IEGS-BoT: An Integrated Detection-Tracking Framework for Cellular Dynamics Analysis in Medical Imaging

Cell detection-tracking tasks are vital for biomedical image analysis with potential applications in clinical diagnosis and treatment. However, it poses challenges such as ambiguous boundaries and complex backgrounds in microscopic video sequences, leading to missed detection, false detection, and loss of tracking. Therefore, we propose an enhanced multiple object tracking algorithm IEGS-YOLO + BoT-SORT, named IEGS-BoT, to address these issues. Firstly, the IEGS-YOLO detector is developed for cell detection tasks. It uses the iEMA module, which effectively combines the global information to enhance the local information. Then, we replace the traditional convolutional network in the neck of the YOLO11n with GSConv to reduce the computational complexity while maintaining accuracy.

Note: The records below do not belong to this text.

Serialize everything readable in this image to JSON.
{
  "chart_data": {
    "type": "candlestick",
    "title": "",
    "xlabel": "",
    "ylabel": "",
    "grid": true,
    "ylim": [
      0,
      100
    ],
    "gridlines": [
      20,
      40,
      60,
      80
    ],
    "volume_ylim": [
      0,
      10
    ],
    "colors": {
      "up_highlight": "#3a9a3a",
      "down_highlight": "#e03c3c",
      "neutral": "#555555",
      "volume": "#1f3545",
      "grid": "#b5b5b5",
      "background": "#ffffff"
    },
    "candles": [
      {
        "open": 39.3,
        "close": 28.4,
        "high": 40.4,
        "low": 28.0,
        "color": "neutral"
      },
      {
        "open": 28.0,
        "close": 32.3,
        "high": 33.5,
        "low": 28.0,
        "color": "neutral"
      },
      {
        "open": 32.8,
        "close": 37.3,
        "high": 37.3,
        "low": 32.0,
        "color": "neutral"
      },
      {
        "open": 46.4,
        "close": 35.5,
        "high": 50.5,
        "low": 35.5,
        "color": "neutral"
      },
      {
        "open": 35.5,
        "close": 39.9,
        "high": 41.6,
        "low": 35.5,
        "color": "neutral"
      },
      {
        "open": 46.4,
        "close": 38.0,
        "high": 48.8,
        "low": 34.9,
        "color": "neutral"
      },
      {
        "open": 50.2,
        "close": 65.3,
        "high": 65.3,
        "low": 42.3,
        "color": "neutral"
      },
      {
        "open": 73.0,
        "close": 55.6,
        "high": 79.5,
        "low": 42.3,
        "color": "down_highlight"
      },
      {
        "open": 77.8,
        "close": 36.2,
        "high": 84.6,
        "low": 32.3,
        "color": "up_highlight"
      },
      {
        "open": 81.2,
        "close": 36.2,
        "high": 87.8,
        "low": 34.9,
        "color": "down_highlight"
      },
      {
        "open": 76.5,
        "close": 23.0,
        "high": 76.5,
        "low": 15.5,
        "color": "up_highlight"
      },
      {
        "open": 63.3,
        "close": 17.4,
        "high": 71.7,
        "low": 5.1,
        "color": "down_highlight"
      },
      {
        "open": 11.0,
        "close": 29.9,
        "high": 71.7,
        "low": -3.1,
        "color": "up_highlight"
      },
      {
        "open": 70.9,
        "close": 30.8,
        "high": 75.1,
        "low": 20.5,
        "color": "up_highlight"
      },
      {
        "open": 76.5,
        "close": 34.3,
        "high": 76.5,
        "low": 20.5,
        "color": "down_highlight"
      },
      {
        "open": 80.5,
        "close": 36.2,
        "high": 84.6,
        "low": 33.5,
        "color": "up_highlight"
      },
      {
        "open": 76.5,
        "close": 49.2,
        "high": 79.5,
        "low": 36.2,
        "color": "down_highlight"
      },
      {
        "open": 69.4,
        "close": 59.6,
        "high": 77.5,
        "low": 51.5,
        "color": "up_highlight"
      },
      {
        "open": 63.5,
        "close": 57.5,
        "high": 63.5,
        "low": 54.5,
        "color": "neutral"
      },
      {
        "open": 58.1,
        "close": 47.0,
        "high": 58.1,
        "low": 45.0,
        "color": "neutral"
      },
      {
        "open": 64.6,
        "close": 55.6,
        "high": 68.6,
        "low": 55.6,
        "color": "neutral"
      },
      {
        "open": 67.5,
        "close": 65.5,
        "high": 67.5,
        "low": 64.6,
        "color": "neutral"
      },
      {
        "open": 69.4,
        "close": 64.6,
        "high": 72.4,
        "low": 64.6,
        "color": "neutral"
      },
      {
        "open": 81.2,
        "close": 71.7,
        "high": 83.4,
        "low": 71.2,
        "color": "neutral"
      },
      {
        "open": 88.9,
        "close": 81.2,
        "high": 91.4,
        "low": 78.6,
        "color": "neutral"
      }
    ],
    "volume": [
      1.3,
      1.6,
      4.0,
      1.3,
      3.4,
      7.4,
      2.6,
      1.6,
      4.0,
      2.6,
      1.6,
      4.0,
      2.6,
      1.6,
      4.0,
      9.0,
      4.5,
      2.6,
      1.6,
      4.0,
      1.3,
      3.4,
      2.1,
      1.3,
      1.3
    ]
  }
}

Finally, the BoT-SORT tracker is selected to enhance the accuracy of bounding box positioning through camera motion compensation and Kalman filter. We conduct experiments on the CTMC dataset, and the results show that in the detection phase, the map50 (mean Average Precision) and map50–95 values are 73.2% and 32.6%, outperforming the YOLO11n detector by 1.1% and 0.6%, respectively. In the tracking phase, using the IEGS-BoT method, the multiple objects tracking accuracy (MOTA), higher order tracking accuracy (HOTA), and identification F1 (IDF1) reach 53.97%, 51.30%, and 67.52%, respectively. Compared with the base BoT-SORT, the proposed method achieves improvements of 1.19%, 0.23%, and 1.29% in MOTA, HOTA, and IDF1, respectively. ID switch (IDSW) decreases from 1170 to 894, which demonstrates significant mitigation of identity confusion. This approach effectively addresses the challenges posed by object loss and identity switching in cell tracking, providing a more reliable solution for medical image analysis.